The government of Boric is not out of options. Parties from all political stripes have been persuaded that change is necessary, even if it isn’t the change outlined in this charter by the social movement that led to the creation of the current constitution.
“The two positions have moved toward the center,” said Kenneth Bunker, political analyst at Santiago-based consulting firm Politico Tech Global. Now, “we are no longer talking about approving or rejecting the proposed constitution, but on how to reform the current charter. There is a growing political center that is likely to reach a solution after the vote.”
In August, lawmakers approved a bill that lowers the threshold for a legislative majority needed to modify the present constitution.

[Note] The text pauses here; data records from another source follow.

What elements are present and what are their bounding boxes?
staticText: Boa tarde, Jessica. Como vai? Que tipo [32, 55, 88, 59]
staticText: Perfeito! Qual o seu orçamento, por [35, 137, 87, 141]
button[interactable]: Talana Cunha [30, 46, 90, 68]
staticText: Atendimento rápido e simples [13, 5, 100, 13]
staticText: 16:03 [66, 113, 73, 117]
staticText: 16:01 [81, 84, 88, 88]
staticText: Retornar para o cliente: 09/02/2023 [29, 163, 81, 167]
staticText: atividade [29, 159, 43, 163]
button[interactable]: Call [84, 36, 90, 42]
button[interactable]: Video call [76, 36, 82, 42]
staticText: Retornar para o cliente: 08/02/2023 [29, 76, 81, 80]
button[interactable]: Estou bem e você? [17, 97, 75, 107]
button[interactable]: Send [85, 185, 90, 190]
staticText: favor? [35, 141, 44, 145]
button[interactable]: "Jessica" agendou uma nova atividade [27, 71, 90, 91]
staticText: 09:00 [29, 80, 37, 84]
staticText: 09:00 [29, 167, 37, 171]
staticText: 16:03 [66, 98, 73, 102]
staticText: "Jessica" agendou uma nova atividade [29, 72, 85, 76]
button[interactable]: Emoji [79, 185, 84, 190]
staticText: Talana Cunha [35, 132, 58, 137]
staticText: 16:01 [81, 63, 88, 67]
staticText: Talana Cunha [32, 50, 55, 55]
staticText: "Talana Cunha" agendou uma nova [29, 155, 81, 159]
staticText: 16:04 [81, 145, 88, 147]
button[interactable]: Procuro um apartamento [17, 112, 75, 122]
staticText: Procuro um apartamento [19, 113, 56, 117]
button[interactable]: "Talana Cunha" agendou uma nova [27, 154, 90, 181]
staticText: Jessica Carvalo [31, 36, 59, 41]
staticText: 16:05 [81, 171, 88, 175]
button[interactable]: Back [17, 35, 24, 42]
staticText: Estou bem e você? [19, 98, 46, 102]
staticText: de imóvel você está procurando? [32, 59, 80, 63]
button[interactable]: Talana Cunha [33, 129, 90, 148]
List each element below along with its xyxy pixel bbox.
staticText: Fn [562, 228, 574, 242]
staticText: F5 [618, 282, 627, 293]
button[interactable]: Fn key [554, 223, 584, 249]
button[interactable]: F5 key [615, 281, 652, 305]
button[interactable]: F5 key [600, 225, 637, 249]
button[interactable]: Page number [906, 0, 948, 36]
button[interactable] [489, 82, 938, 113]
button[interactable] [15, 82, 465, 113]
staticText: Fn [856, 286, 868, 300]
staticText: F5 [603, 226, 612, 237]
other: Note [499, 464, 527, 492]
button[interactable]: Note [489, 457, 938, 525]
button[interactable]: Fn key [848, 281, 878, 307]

The election for the Constitutional Convention was largely controlled by leftists and environmentalists just 16 months ago. Then, continuing the movement for change, Chileans elected their most left-wing president in fifty years in December. That enthusiasm is currently waning.
The draught was opposed in the months before the vote by both political right parties and prominent members of the center-left governments who ruled the nation for 20 years after the dictatorship ended in 1990.
The new charter, according to its detractors, would reduce investment and growth, weaken crucial checks and balances on authority, and trigger a rise in fiscal spending. The inclusion of a wide range of social rights, improved environmental protection, and expanded representation for women and indigenous groups was praised by those in favour.
“This is a very significant political, ideological and strategic defeat for President Boric,” said Mauricio Morales, a professor of political science at Chile’s Universidad de Talca. “It will inevitably fracture the governing coalition.”